In Detroit and West Virginia, the government agencies that claim to protect the interests of ordinary people functioned as accomplices in the deaths of these workers.
In both areas, the working class has been betrayed and abandoned by the unions—in Detroit by the United Auto Workers, in West Virginia by the United Mine Workers—leaving workers with no organizations to defend themselves.
The fact that the victims of these tragedies came from different sections of the population—African-Americans in inner-city Detroit and white workers in rural Appalachia—only underscores that the working class, no matter what color or nationality, faces the same struggle. Under capitalism, every aspect of life—including the right to life itself—is subordinated to the profit interests of the super-rich.
This conference denounces the efforts of DTE and the authorities to blame the victims of these tragedies in order to conceal their own responsibility. The media continues a campaign to vilify so-called “energy thieves,” while Sylvia Young—who lost three small children in the March 2 Bangor Street fire—has faced a legal witch-hunt because she was buying space heaters at the time the fire broke out.
This conference supports the Citizens Inquiry into the Dexter Avenue Fire: Utility Shutoffs and the Social Crisis in Detroit, and endorses its findings and recommendations, which were released last week:
• The shutoff of utilities should be immediately stopped and made illegal.
• DTE workers should refuse to comply with company instructions to shut off utility service.
• All charges against Sylvia Young must be dropped and her children immediately returned to her. DTE should compensate Young for her loss, ensuring that she has a safe home to raise her family and financial assistance.
• DTE, Massey Energy and their executives and regulators should be held legally responsible for their actions.
• There should be a multibillion-dollar public works program to end poverty, create jobs and rebuild communities in metropolitan Detroit, West Virginia and throughout the country.
• The utilities and the mining industry should be nationalized and transformed into publicly owned, democratically run entities, to guarantee gas, electricity and water as a basic human right, not on a for-profit basis.

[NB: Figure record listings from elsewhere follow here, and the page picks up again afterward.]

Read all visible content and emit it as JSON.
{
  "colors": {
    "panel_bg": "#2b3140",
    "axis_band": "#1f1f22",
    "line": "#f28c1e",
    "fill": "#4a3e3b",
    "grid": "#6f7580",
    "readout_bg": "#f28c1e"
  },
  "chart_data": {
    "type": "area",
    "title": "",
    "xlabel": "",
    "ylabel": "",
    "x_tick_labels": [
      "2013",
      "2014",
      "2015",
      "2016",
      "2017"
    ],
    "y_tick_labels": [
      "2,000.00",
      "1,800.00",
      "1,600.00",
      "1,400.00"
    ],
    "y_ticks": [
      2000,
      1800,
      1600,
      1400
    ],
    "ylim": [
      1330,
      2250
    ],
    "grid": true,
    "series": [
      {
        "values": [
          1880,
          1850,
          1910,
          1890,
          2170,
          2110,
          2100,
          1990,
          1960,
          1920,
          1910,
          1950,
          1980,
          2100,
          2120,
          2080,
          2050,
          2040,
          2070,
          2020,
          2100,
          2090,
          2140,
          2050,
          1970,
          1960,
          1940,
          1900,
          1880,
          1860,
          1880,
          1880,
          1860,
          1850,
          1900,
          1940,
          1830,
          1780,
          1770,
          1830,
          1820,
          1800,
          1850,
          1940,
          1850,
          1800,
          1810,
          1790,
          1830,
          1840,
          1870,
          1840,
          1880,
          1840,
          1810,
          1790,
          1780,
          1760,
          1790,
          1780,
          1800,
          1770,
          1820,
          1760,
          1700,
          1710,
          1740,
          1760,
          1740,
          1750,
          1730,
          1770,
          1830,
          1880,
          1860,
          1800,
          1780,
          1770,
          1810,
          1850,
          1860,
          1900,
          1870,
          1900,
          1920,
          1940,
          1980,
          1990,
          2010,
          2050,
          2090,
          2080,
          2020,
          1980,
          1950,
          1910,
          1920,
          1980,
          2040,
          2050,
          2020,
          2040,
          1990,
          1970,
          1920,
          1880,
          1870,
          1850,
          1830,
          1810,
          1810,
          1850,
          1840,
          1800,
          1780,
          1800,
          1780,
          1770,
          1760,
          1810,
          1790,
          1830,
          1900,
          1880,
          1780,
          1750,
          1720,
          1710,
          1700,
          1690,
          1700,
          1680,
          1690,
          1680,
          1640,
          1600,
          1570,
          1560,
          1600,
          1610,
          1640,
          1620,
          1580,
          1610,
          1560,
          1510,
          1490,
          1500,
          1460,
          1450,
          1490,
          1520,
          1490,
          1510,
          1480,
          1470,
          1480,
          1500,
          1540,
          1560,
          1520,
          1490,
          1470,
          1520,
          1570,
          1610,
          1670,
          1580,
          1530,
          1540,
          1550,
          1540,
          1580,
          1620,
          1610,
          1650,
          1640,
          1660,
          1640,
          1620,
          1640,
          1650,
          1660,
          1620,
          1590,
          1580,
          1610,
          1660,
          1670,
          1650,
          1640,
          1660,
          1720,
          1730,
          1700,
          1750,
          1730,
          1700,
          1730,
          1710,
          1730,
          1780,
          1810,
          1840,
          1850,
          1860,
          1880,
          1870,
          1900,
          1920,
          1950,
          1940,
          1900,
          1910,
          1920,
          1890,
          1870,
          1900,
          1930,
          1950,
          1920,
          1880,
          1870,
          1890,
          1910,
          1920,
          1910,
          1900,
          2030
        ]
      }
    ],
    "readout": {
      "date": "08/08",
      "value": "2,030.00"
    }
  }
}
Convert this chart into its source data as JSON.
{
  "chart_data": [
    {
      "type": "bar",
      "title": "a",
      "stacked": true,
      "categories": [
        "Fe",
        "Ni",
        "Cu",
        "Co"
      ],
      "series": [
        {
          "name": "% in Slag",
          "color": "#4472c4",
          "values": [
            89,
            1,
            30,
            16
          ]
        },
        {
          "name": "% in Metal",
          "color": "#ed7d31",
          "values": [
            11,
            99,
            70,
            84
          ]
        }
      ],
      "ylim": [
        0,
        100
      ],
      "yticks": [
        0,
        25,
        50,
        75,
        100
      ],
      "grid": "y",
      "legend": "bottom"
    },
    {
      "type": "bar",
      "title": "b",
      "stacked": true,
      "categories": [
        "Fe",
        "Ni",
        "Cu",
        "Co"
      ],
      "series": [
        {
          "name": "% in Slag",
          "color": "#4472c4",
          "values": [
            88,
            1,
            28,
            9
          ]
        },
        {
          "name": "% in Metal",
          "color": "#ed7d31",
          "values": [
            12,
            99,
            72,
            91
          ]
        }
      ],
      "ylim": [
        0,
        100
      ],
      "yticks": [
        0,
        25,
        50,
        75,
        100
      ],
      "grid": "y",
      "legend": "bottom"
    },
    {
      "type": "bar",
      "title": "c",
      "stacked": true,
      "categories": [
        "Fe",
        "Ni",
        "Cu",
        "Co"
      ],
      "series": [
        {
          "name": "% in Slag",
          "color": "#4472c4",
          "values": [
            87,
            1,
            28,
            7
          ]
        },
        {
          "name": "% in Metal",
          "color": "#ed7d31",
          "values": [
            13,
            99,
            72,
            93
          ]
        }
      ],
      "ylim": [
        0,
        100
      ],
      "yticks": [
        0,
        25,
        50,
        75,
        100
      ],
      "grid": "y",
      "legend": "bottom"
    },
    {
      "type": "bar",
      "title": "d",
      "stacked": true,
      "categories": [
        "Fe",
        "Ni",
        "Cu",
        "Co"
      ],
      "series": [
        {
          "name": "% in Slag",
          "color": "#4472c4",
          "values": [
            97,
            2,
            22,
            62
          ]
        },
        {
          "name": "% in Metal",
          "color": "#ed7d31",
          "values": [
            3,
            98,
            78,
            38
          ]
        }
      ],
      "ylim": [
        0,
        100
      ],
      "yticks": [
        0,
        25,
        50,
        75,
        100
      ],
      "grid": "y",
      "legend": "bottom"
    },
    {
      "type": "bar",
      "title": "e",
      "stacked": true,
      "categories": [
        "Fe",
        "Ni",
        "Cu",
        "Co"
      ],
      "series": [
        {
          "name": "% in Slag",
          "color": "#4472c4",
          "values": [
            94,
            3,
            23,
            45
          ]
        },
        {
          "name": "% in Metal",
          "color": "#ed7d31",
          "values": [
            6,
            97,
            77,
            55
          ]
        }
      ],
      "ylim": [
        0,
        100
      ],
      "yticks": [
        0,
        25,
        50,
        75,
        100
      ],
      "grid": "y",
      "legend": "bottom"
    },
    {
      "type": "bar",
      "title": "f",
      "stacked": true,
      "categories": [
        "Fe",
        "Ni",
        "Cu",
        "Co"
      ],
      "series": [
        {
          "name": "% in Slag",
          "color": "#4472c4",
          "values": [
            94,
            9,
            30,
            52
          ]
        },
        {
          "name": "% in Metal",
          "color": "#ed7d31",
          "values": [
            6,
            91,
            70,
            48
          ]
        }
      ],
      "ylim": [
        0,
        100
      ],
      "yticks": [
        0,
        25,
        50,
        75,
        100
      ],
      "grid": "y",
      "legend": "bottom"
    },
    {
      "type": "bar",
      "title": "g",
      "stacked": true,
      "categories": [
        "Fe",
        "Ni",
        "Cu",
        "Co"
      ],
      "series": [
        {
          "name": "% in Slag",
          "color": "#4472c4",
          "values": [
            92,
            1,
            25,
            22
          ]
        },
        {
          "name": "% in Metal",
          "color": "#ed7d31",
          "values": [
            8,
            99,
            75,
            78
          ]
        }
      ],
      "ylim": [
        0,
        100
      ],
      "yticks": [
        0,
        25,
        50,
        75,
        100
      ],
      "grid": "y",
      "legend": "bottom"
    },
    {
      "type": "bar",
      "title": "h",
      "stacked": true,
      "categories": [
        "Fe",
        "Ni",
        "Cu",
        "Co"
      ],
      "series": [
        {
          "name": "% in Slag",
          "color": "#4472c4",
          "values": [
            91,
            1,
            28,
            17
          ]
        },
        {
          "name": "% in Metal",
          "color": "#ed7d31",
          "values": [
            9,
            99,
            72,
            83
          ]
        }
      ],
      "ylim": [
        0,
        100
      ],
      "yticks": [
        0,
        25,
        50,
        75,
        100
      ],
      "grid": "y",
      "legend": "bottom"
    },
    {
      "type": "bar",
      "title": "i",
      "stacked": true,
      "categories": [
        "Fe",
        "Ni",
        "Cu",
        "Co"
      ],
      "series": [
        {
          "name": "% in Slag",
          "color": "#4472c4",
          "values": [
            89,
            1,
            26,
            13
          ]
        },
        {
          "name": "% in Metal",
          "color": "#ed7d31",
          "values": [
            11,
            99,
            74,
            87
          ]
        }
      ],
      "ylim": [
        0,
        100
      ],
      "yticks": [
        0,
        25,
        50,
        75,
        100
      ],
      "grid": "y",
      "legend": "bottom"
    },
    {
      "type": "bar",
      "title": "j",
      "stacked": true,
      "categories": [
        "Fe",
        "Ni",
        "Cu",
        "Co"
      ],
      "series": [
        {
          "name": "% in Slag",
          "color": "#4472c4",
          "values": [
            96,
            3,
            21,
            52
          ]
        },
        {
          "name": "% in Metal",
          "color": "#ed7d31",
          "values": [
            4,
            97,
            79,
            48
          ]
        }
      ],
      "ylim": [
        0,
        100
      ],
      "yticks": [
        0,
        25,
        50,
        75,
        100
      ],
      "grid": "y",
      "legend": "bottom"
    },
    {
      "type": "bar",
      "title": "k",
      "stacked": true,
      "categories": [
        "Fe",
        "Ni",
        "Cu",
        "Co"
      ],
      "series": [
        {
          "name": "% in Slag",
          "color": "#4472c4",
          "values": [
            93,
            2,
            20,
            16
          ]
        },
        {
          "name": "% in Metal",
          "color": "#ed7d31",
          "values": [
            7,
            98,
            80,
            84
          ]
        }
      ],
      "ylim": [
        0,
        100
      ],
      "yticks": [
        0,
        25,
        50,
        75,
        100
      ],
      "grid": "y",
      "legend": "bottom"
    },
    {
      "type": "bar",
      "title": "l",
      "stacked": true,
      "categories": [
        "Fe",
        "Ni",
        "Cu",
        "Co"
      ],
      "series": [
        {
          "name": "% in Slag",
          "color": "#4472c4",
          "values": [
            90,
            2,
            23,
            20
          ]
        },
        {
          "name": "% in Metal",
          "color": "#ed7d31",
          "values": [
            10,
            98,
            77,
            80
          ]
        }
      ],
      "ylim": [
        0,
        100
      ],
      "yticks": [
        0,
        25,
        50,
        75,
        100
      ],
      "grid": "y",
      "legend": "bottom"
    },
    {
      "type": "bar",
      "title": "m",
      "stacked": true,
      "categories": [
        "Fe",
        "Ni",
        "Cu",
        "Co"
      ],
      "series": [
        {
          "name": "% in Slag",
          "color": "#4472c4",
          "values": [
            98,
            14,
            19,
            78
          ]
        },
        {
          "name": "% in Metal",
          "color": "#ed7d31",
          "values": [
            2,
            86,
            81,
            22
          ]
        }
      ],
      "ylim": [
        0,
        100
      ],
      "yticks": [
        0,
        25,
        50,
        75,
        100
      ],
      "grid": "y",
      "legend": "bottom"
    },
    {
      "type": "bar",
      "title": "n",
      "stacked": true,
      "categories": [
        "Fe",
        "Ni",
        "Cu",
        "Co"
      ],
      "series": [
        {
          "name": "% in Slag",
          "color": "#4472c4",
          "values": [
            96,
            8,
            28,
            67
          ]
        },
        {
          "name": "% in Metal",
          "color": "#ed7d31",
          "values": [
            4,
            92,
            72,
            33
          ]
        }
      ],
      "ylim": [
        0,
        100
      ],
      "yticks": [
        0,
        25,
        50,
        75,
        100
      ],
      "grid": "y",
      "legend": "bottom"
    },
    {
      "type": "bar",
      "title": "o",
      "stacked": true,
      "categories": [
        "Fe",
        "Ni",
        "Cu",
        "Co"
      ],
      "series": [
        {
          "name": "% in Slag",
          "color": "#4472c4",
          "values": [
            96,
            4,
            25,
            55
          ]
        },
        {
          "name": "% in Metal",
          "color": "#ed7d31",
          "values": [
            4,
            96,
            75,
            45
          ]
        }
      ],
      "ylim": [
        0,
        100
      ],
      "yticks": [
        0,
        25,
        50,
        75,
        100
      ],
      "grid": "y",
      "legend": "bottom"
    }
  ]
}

The establishment of a committee to fight utility shutoffs on the basis of these findings must be the beginning of the broadest mobilization of the working class in Detroit and around the country to fight for decent, safe and affordable housing for all. This struggle must be conducted independently of the trade unions and the Democratic and Republican politicians—the bought-and-paid-for representatives of big business.